HWT: Wonderful. Well, my final question is again a focus back on you, which is to describe the total impact of your work to date or to describe your legacy, again, up until now.
GW: I don’t think that I’m done yet. I think that’s the best part of the answer. I really want to go further in the whole idea of how as a whole human being how our mind, our emotions and our physiology as well as our environment and some of the social determinants of health, how they all play together. I think designing some of those models are a piece of that, and I’m not there yet. But I think being able to involve the patients. I’ve never had a study yet if I listen to the patients early on on how it should be designed that failed me. Many of the times I had experts telling me what to do, and I almost did it, and then a patient said, “If you do that, I don't think—”I hope that that continues to be the legacy of my work is how patients and communities contribute to what we’re trying to discover. Because some of it they won’t be able to, but they’ll be able to tell us what they want to find out. Then it’s up to us to put the pieces together, all the way from the bench to bedside community and back. So, yeah.

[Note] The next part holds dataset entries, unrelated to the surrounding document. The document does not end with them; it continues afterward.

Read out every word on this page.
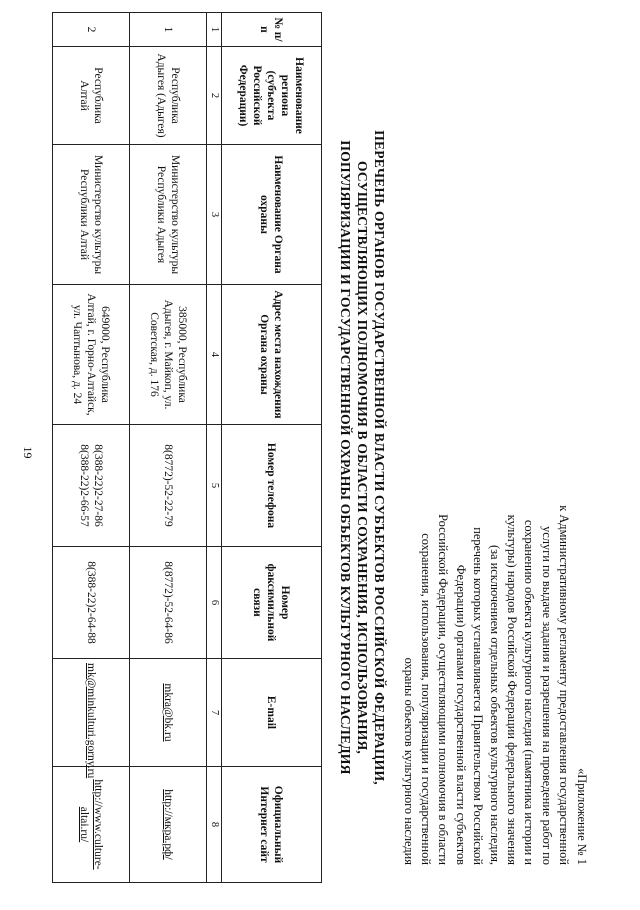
19
«Приложение № 1
к Административному регламенту предоставления государственной
услуги по выдаче задания и разрешения на проведение работ по
сохранению объекта культурного наследия (памятника истории и
культуры) народов Российской Федерации федерального значения
(за исключением отдельных объектов культурного наследия,
перечень которых устанавливается Правительством Российской
Федерации) органами государственной власти субъектов
Российской Федерации, осуществляющими полномочия в области
сохранения, использования, популяризации и государственной
охраны объектов культурного наследия
ПЕРЕЧЕНЬ ОРГАНОВ ГОСУДАРСТВЕННОЙ ВЛАСТИ СУБЪЕКТОВ РОССИЙСКОЙ ФЕДЕРАЦИИ,
ОСУЩЕСТВЛЯЮЩИХ ПОЛНОМОЧИЯ В ОБЛАСТИ СОХРАНЕНИЯ, ИСПОЛЬЗОВАНИЯ,
ПОПУЛЯРИЗАЦИИ И ГОСУДАРСТВЕННОЙ ОХРАНЫ ОБЪЕКТОВ КУЛЬТУРНОГО НАСЛЕДИЯ
№ п/п	Наименование региона (субъекта Российской Федерации)	Наименование Органа охраны	Адрес места нахождения Органа охраны	Номер телефона	Номер факсимильной связи	E-mail	Официальный Интернет сайт
1	2	3	4	5	6	7	8
1	Республика Адыгея (Адыгея)	Министерство культуры Республики Адыгея	385000, Республика Адыгея, г. Майкоп, ул. Советская, д. 176	8(8772)-52-22-79	8(8772)-52-64-86	mkra@bk.ru	http://мкра.рф/
2	Республика Алтай	Министерство культуры Республики Алтай	649000, Республика Алтай, г. Горно-Алтайск, ул. Чаптынова, д. 24	8(388-22)2-27-86 8(388-22)2-66-57	8(388-22)2-64-88	mk@minkulturi.gorny.ru	http://www.culture-altai.ru/
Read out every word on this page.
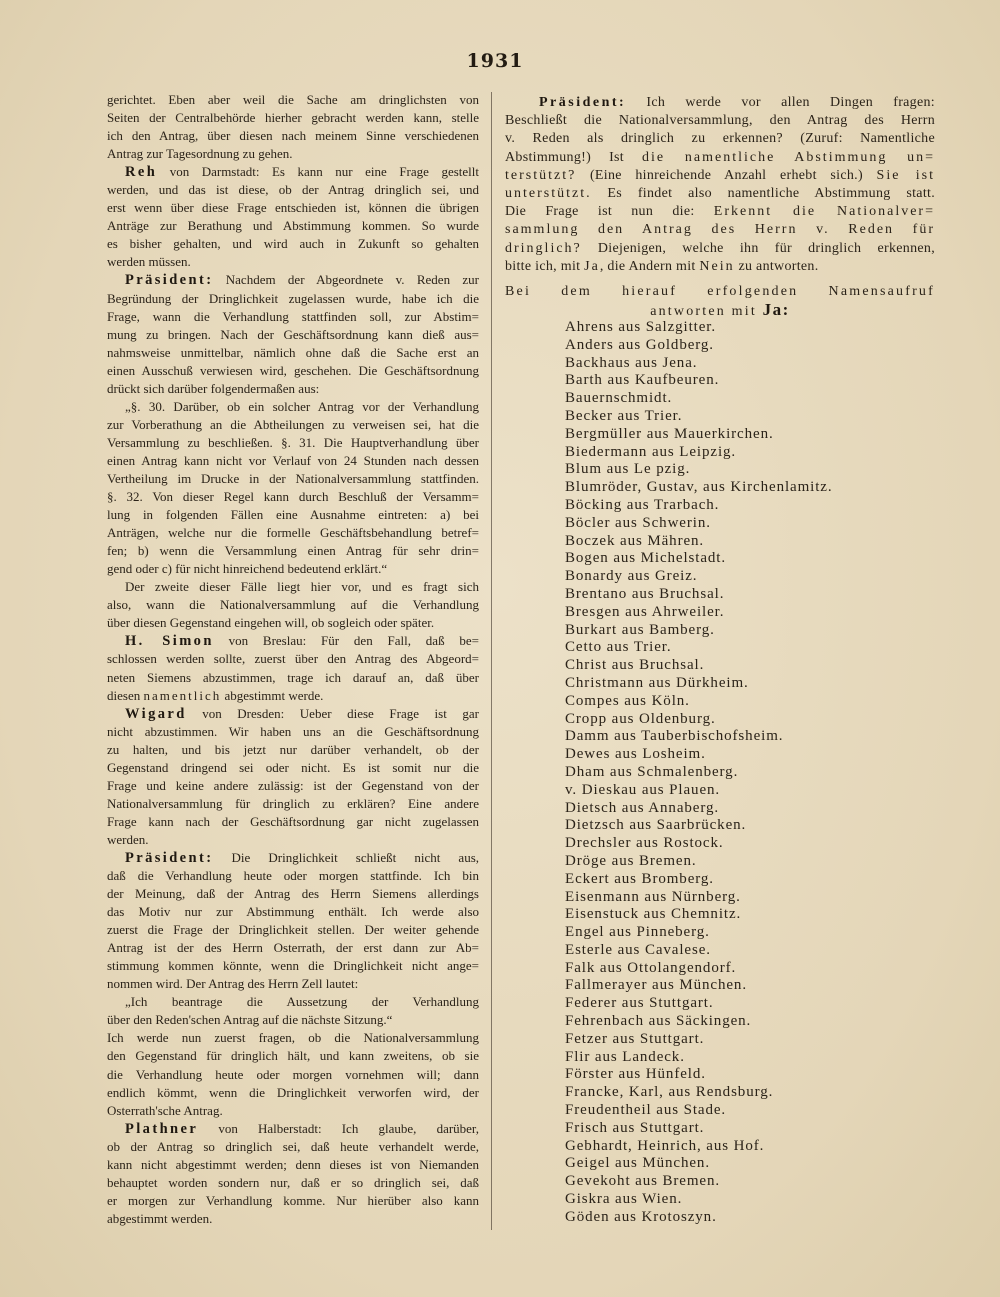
1931
gerichtet. Eben aber weil die Sache am dringlichsten von
Seiten der Centralbehörde hierher gebracht werden kann, stelle
ich den Antrag, über diesen nach meinem Sinne verschiedenen
Antrag zur Tagesordnung zu gehen.
Reh von Darmstadt: Es kann nur eine Frage gestellt
werden, und das ist diese, ob der Antrag dringlich sei, und
erst wenn über diese Frage entschieden ist, können die übrigen
Anträge zur Berathung und Abstimmung kommen. So wurde
es bisher gehalten, und wird auch in Zukunft so gehalten
werden müssen.
Präsident: Nachdem der Abgeordnete v. Reden zur
Begründung der Dringlichkeit zugelassen wurde, habe ich die
Frage, wann die Verhandlung stattfinden soll, zur Abstim=
mung zu bringen. Nach der Geschäftsordnung kann dieß aus=
nahmsweise unmittelbar, nämlich ohne daß die Sache erst an
einen Ausschuß verwiesen wird, geschehen. Die Geschäftsordnung
drückt sich darüber folgendermaßen aus:
„§. 30. Darüber, ob ein solcher Antrag vor der Verhandlung
zur Vorberathung an die Abtheilungen zu verweisen sei, hat die
Versammlung zu beschließen. §. 31. Die Hauptverhandlung über
einen Antrag kann nicht vor Verlauf von 24 Stunden nach dessen
Vertheilung im Drucke in der Nationalversammlung stattfinden.
§. 32. Von dieser Regel kann durch Beschluß der Versamm=
lung in folgenden Fällen eine Ausnahme eintreten: a) bei
Anträgen, welche nur die formelle Geschäftsbehandlung betref=
fen; b) wenn die Versammlung einen Antrag für sehr drin=
gend oder c) für nicht hinreichend bedeutend erklärt.“
Der zweite dieser Fälle liegt hier vor, und es fragt sich
also, wann die Nationalversammlung auf die Verhandlung
über diesen Gegenstand eingehen will, ob sogleich oder später.
H. Simon von Breslau: Für den Fall, daß be=
schlossen werden sollte, zuerst über den Antrag des Abgeord=
neten Siemens abzustimmen, trage ich darauf an, daß über
diesen namentlich abgestimmt werde.
Wigard von Dresden: Ueber diese Frage ist gar
nicht abzustimmen. Wir haben uns an die Geschäftsordnung
zu halten, und bis jetzt nur darüber verhandelt, ob der
Gegenstand dringend sei oder nicht. Es ist somit nur die
Frage und keine andere zulässig: ist der Gegenstand von der
Nationalversammlung für dringlich zu erklären? Eine andere
Frage kann nach der Geschäftsordnung gar nicht zugelassen
werden.
Präsident: Die Dringlichkeit schließt nicht aus,
daß die Verhandlung heute oder morgen stattfinde. Ich bin
der Meinung, daß der Antrag des Herrn Siemens allerdings
das Motiv nur zur Abstimmung enthält. Ich werde also
zuerst die Frage der Dringlichkeit stellen. Der weiter gehende
Antrag ist der des Herrn Osterrath, der erst dann zur Ab=
stimmung kommen könnte, wenn die Dringlichkeit nicht ange=
nommen wird. Der Antrag des Herrn Zell lautet:
„Ich beantrage die Aussetzung der Verhandlung
über den Reden'schen Antrag auf die nächste Sitzung.“
Ich werde nun zuerst fragen, ob die Nationalversammlung
den Gegenstand für dringlich hält, und kann zweitens, ob sie
die Verhandlung heute oder morgen vornehmen will; dann
endlich kömmt, wenn die Dringlichkeit verworfen wird, der
Osterrath'sche Antrag.
Plathner von Halberstadt: Ich glaube, darüber,
ob der Antrag so dringlich sei, daß heute verhandelt werde,
kann nicht abgestimmt werden; denn dieses ist von Niemanden
behauptet worden sondern nur, daß er so dringlich sei, daß
er morgen zur Verhandlung komme. Nur hierüber also kann
abgestimmt werden.
Präsident: Ich werde vor allen Dingen fragen:
Beschließt die Nationalversammlung, den Antrag des Herrn
v. Reden als dringlich zu erkennen? (Zuruf: Namentliche
Abstimmung!) Ist die namentliche Abstimmung un=
terstützt? (Eine hinreichende Anzahl erhebt sich.) Sie ist
unterstützt. Es findet also namentliche Abstimmung statt.
Die Frage ist nun die: Erkennt die Nationalver=
sammlung den Antrag des Herrn v. Reden für
dringlich? Diejenigen, welche ihn für dringlich erkennen,
bitte ich, mit Ja, die Andern mit Nein zu antworten.
Bei dem hierauf erfolgenden Namensaufruf
antworten mit Ja:
Ahrens aus Salzgitter.
Anders aus Goldberg.
Backhaus aus Jena.
Barth aus Kaufbeuren.
Bauernschmidt.
Becker aus Trier.
Bergmüller aus Mauerkirchen.
Biedermann aus Leipzig.
Blum aus Le pzig.
Blumröder, Gustav, aus Kirchenlamitz.
Böcking aus Trarbach.
Böcler aus Schwerin.
Boczek aus Mähren.
Bogen aus Michelstadt.
Bonardy aus Greiz.
Brentano aus Bruchsal.
Bresgen aus Ahrweiler.
Burkart aus Bamberg.
Cetto aus Trier.
Christ aus Bruchsal.
Christmann aus Dürkheim.
Compes aus Köln.
Cropp aus Oldenburg.
Damm aus Tauberbischofsheim.
Dewes aus Losheim.
Dham aus Schmalenberg.
v. Dieskau aus Plauen.
Dietsch aus Annaberg.
Dietzsch aus Saarbrücken.
Drechsler aus Rostock.
Dröge aus Bremen.
Eckert aus Bromberg.
Eisenmann aus Nürnberg.
Eisenstuck aus Chemnitz.
Engel aus Pinneberg.
Esterle aus Cavalese.
Falk aus Ottolangendorf.
Fallmerayer aus München.
Federer aus Stuttgart.
Fehrenbach aus Säckingen.
Fetzer aus Stuttgart.
Flir aus Landeck.
Förster aus Hünfeld.
Francke, Karl, aus Rendsburg.
Freudentheil aus Stade.
Frisch aus Stuttgart.
Gebhardt, Heinrich, aus Hof.
Geigel aus München.
Gevekoht aus Bremen.
Giskra aus Wien.
Göden aus Krotoszyn.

HWT: I think that’s a really good place to sign off unless there’s anything else you would like to add.
GW: No. Not at all. I’ve been very nervous about this. (laughs) I don't know. I can talk, but for an introvert, sometimes it’s hard to know kind of how to approach things. I truly was surprised and honored that I was asked to do it, but hopefully, I don't know what it will sound like, but—(laughs)
HWT: I think it will sound really thorough, and it’s important. So, really, it’s been a pleasure. And everybody feels, you’d be surprised. Most people say the same thing. Whether or not they’re introverted is another question. But just it can feel awkward to have that level of focus on you and your career, but I think it’s obviously super important. So, thank you so much.
GW: Thank you, too. And if there’s anything that you need from me, just let me know and I’ll be happy to provide it.